Previous clustering processes were based on the inflammatory status, a fundamental key in the pathogenesis of ARDS. However, it is not well known how much inflammation is enough to damage the lungs. Whether or not a cytokine storm is associated with critical COVID-19 has been discussed in relation to anti-inflammatory treatment. It is recognized that in critically COVID-19 there is less inflammation than other diseases [40], although the impact on organ failure is large. It seems that the clustering process in our study is mostly influenced by organ failure, as suggested by the individual SOFA score components (as shown in Fig. 2). This is significant because the SOFA score is commonly used and can accurately predict how the subjects are assigned to clusters in our cohort. Changes in SOFA scores have been used to measure the outcome of several studies and as an indicator of poor prognosis. However, the prognosis of clustering in our cohort is independent of the SOFA score, as demonstrated by the adjusted HR.

We decided to use k-prototypes, an unsupervised machine-learning method for clustering. This method has shown good performance in identifying clusters for heterogeneous data [41] and allowed us to include continuous and categorical variables that we considered clinically relevant.
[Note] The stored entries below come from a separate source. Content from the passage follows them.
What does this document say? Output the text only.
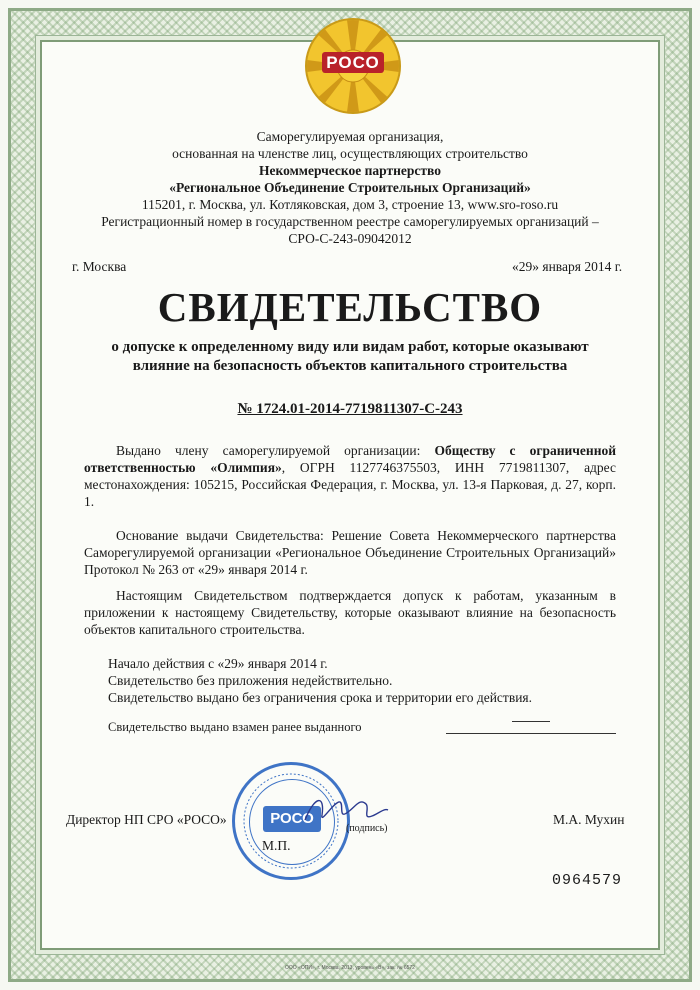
РОСО
Саморегулируемая организация,
основанная на членстве лиц, осуществляющих строительство
Некоммерческое партнерство
«Региональное Объединение Строительных Организаций»
115201, г. Москва, ул. Котляковская, дом 3, строение 13, www.sro-roso.ru
Регистрационный номер в государственном реестре саморегулируемых организаций –
СРО-С-243-09042012
г. Москва	«29» января 2014 г.
СВИДЕТЕЛЬСТВО
о допуске к определенному виду или видам работ, которые оказывают влияние на безопасность объектов капитального строительства
№ 1724.01-2014-7719811307-С-243
Выдано члену саморегулируемой организации: Обществу с ограниченной ответственностью «Олимпия», ОГРН 1127746375503, ИНН 7719811307, адрес местонахождения: 105215, Российская Федерация, г. Москва, ул. 13-я Парковая, д. 27, корп. 1.
Основание выдачи Свидетельства: Решение Совета Некоммерческого партнерства Саморегулируемой организации «Региональное Объединение Строительных Организаций» Протокол № 263 от «29» января 2014 г.
Настоящим Свидетельством подтверждается допуск к работам, указанным в приложении к настоящему Свидетельству, которые оказывают влияние на безопасность объектов капитального строительства.
Начало действия с «29» января 2014 г.
Свидетельство без приложения недействительно.
Свидетельство выдано без ограничения срока и территории его действия.
Свидетельство выдано взамен ранее выданного
РОСО
Директор НП СРО «РОСО»
(подпись)
М.А. Мухин
М.П.
0964579
ООО «ОПИ», г. Москва, 2013, уровень «В», зак. № 6572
Our results are similar to the clusters developed by latent class analysis in the order of inflammation, severity, respiratory parameters, and prognosis, and we found a significant difference in mortality between clusters at both time points evaluated.
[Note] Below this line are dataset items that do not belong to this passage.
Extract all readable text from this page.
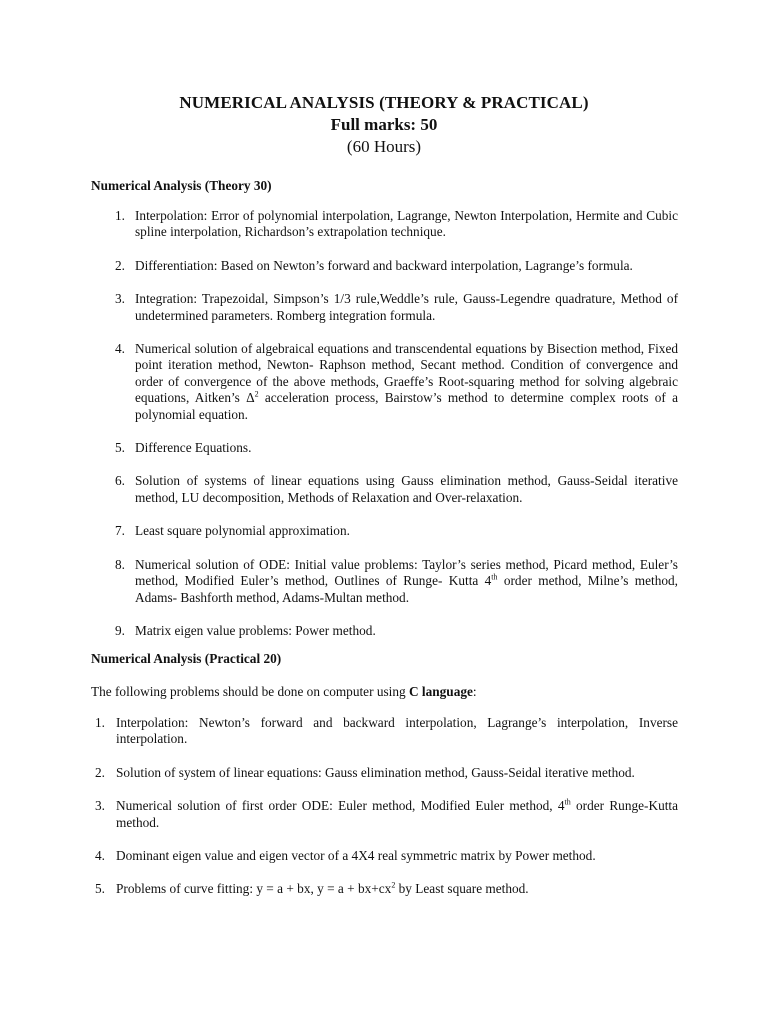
NUMERICAL ANALYSIS (THEORY & PRACTICAL)
Full marks: 50
(60 Hours)
Numerical Analysis (Theory 30)
1. Interpolation: Error of polynomial interpolation, Lagrange, Newton Interpolation, Hermite and Cubic spline interpolation, Richardson’s extrapolation technique.
2. Differentiation: Based on Newton’s forward and backward interpolation, Lagrange’s formula.
3. Integration: Trapezoidal, Simpson’s 1/3 rule,Weddle’s rule, Gauss-Legendre quadrature, Method of undetermined parameters. Romberg integration formula.
4. Numerical solution of algebraical equations and transcendental equations by Bisection method, Fixed point iteration method, Newton- Raphson method, Secant method. Condition of convergence and order of convergence of the above methods, Graeffe’s Root-squaring method for solving algebraic equations, Aitken’s $\Delta^2$ acceleration process, Bairstow’s method to determine complex roots of a polynomial equation.
5. Difference Equations.
6. Solution of systems of linear equations using Gauss elimination method, Gauss-Seidal iterative method, LU decomposition, Methods of Relaxation and Over-relaxation.
7. Least square polynomial approximation.
8. Numerical solution of ODE: Initial value problems: Taylor’s series method, Picard method, Euler’s method, Modified Euler’s method, Outlines of Runge- Kutta 4th order method, Milne’s method, Adams- Bashforth method, Adams-Multan method.
9. Matrix eigen value problems: Power method.
Numerical Analysis (Practical 20)
The following problems should be done on computer using C language:
1. Interpolation: Newton’s forward and backward interpolation, Lagrange’s interpolation, Inverse interpolation.
2. Solution of system of linear equations: Gauss elimination method, Gauss-Seidal iterative method.
3. Numerical solution of first order ODE: Euler method, Modified Euler method, 4th order Runge-Kutta method.
4. Dominant eigen value and eigen vector of a 4X4 real symmetric matrix by Power method.
5. Problems of curve fitting: y = a + bx, $y = a + bx+cx^2$ by Least square method.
It is important to acknowledge both the strengths and limitations of our study. On the positive side, we were able to collect data from a large and well-defined group of patients. However, it is important to note that our study focused only on patients with COVID-19-associated ARDS, and some results may be specific to COVID-19 rather than ARDS. However, most ARDS studies show pneumonia as the primary cause, which may help to mitigate this limitation. Other limitations are that we did not collect a complete biological, physiological or radiological assessment with cytokines, esophageal pressure or tomographic measurements for all patients. However, we were able to include several standard analytical variables and found clusters with similar characteristics as previously described. Furthermore, we included several variables that could vary according to the management of each center and also used all data as a derivation cohort and did not validate our results in another cohort. Finally, we found that the clustering process was different at baseline and day 3, with several variables changing their weight and the differences between clusters becoming more pronounced at day 3.

Conclusion

During the first few days, patients can be clustered into two groups and the process of clustering patients may change as they continue to evolve. This means that despite a vast majority of patients remaining in the same cluster a minority reaching 33% of patients analyzed may be re-categorized into different clusters based on their progress. Such changes can significantly impact their prognosis. Such changes can significantly impact their prognosis, either positively or negatively. To ensure better classification, the clustering process must take into account the evolving condition of patients.